Distance Learning Act
soon to be
history?
Distance Learning Act
soon to be
history?
from
Standards Control Council calls for the abolition of the FernUSG: The outdated law is now a bureaucratic burden that is no longer practicable for anyone.
Consumer protection vs. bureaucracy
The Distance Learning Protection Act from 1977 is no longer up to the digital reality of today – with consequences for providers and authorities.
At the heart of the problem is the extremely broad definition of distance learning. The Federal Court of Justice now considers almost every form of digital knowledge transfer to be potentially subject to licensing. This becomes particularly clear in the ruling of June 12, 2025 (III ZR 109/24): Even contracts between companies are to fall under the FernUSG. A decision that runs counter to the original consumer protection intention of the law. At the same time, the courts interpret key legal terms such as “knowledge transfer”, “spatial separation” and “learning success control” so broadly that virtually any online offer with knowledge transfer can be classified as distance learning subject to approval – from online coaching to fee-based guides.
Standards Control Council reacts
The National Regulatory Control Council has responded to this problem with a clear recommendation: the FernUSG should be abolished. The central justification is that consumer protection has long been sufficiently warranted by modern general consumer protection law. Providers suffer from enormous compliance costs, loss of earnings during long approval procedures and a disadvantaged position compared to foreign competitors. The Central Office for Distance Learning, with just under 30 employees, is overstretched in terms of personnel. It is estimated that millions of distance learning courses that are potentially subject to approval are deliberately or out of ignorance not approved – with only 5,000 registered courses.

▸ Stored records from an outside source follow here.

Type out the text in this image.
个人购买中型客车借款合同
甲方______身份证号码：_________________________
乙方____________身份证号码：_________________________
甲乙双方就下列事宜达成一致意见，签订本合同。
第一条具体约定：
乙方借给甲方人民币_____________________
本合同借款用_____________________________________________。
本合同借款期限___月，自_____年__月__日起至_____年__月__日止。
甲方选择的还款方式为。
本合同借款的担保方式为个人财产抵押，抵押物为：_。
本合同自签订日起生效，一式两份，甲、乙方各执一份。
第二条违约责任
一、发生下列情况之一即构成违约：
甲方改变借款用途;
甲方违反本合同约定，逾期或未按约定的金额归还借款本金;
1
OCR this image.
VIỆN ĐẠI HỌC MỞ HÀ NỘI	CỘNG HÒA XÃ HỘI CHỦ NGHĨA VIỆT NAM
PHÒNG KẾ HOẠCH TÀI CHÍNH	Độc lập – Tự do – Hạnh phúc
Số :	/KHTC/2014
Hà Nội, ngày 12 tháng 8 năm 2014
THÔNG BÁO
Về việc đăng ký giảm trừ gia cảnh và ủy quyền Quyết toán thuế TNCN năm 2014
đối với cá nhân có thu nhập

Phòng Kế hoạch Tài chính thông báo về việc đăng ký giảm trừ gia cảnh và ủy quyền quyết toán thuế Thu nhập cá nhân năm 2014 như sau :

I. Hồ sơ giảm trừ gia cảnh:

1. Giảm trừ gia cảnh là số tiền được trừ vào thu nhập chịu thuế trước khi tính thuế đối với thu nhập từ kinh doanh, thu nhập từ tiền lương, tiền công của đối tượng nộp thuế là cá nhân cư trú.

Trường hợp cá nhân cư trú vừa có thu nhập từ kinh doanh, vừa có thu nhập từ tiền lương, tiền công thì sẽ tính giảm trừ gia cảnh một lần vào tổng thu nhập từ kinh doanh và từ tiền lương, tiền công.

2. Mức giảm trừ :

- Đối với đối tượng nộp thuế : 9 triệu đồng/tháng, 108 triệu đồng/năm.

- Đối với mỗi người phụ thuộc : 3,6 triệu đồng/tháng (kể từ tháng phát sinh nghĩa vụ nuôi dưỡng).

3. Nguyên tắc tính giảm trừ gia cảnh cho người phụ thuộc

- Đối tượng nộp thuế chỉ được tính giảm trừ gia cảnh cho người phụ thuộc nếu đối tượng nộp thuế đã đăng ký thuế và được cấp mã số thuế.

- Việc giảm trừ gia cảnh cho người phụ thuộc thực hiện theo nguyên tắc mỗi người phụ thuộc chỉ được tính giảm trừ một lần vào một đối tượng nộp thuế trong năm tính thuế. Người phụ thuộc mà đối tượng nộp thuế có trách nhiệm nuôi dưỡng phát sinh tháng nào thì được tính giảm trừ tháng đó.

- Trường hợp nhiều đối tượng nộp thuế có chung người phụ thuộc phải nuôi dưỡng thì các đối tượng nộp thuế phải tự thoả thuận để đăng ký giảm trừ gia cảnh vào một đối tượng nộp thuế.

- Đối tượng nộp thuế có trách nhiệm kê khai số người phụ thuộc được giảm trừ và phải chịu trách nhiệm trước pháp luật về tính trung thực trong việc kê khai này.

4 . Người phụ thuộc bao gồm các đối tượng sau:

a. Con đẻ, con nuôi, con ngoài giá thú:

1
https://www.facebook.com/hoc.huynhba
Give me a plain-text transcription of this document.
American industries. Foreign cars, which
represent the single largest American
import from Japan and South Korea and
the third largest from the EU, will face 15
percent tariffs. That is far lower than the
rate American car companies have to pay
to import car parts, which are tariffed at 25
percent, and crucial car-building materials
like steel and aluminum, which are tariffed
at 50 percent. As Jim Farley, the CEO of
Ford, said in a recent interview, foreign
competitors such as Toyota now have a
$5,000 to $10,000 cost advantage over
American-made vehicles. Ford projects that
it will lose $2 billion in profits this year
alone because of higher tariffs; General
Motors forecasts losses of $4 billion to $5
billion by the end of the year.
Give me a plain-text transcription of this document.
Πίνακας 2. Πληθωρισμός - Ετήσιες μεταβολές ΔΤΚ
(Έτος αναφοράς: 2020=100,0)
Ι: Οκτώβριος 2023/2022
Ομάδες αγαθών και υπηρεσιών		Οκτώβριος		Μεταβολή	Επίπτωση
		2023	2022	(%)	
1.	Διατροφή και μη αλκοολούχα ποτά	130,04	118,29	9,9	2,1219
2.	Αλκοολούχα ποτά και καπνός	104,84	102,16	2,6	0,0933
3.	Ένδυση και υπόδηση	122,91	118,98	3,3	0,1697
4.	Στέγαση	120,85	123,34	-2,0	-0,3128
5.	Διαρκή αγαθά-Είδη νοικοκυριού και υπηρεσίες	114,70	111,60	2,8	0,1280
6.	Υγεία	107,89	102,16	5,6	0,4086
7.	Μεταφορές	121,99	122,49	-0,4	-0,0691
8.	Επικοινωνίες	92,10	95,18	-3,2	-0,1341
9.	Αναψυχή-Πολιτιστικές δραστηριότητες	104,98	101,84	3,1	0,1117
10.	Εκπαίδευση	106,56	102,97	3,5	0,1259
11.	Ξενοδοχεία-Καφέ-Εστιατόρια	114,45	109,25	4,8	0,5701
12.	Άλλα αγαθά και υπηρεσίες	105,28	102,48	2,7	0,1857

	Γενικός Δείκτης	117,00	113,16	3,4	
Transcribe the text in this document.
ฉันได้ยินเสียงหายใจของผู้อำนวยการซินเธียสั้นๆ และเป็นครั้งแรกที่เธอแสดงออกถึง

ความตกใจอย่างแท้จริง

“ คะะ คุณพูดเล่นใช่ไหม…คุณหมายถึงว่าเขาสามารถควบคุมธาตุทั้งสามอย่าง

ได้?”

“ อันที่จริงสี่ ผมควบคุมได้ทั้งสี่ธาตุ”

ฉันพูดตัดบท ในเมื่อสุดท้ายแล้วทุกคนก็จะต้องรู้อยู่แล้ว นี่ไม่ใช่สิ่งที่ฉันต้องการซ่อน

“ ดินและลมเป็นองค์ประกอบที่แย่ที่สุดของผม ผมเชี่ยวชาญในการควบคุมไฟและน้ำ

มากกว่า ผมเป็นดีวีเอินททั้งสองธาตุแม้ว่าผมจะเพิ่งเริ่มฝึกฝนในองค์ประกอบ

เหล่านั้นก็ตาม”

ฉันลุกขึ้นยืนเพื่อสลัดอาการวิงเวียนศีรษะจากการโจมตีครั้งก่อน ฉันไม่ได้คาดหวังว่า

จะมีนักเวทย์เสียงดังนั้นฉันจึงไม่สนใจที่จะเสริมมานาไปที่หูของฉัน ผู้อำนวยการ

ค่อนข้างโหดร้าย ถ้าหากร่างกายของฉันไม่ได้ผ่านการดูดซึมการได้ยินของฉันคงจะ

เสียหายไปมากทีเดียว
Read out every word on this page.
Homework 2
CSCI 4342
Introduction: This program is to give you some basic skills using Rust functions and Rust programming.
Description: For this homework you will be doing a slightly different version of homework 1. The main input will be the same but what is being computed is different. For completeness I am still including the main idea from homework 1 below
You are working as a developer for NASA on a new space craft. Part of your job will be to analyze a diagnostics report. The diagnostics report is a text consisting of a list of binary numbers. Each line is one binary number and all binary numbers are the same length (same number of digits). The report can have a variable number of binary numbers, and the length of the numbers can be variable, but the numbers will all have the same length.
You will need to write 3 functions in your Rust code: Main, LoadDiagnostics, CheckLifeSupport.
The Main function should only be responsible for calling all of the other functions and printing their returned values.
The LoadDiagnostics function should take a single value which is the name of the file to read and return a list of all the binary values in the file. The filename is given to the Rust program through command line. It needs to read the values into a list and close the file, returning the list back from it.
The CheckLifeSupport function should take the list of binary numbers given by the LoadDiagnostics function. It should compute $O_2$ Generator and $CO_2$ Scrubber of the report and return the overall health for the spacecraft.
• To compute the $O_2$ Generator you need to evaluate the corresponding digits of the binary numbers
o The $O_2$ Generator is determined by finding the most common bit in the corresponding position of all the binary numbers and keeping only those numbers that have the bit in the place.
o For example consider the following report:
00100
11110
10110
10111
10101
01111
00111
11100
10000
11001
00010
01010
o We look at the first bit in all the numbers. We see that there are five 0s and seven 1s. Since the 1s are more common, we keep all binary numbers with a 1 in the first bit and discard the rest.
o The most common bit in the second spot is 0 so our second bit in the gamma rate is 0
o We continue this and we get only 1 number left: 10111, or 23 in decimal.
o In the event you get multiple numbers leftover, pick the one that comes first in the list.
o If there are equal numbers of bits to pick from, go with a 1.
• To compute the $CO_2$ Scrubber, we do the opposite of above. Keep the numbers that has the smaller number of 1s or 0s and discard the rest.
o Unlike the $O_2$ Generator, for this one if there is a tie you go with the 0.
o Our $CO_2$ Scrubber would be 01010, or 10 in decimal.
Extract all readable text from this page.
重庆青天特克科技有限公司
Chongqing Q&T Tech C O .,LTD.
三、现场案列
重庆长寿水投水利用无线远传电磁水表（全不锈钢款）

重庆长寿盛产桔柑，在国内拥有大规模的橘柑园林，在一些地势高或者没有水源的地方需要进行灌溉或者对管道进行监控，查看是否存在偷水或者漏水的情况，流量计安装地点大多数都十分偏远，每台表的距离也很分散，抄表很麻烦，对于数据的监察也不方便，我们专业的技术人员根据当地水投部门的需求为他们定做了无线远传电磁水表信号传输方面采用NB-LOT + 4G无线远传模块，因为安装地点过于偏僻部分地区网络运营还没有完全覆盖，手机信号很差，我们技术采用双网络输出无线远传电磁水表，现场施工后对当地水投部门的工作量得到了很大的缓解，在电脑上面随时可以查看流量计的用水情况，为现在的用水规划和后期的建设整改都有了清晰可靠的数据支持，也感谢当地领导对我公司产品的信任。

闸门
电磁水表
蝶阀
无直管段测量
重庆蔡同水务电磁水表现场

The law is not practicable due to the prevalence of online courses and unclear legal terms.
The Regulatory Control Council envisages a compromise with regard to termination rights: The consumer-friendly deadlines of the FernUSG should be incorporated into the BGB in order to appropriately regulate complex services with knowledge transfer. The didactic, independent quality control of distance learning courses regulated in the FernUSG, as currently carried out by the ZFU, should be voluntary for course providers in the opinion of the Nomenkontrollrat.
Conclusion
The reform of the Distance Learning Protection Act is no longer optional – it is necessary. The outdated law no longer reflects the reality of digitalization. The recommendation of the Regulatory Control Council is therefore to be welcomed, as it takes digital progress into account without neglecting consumer protection.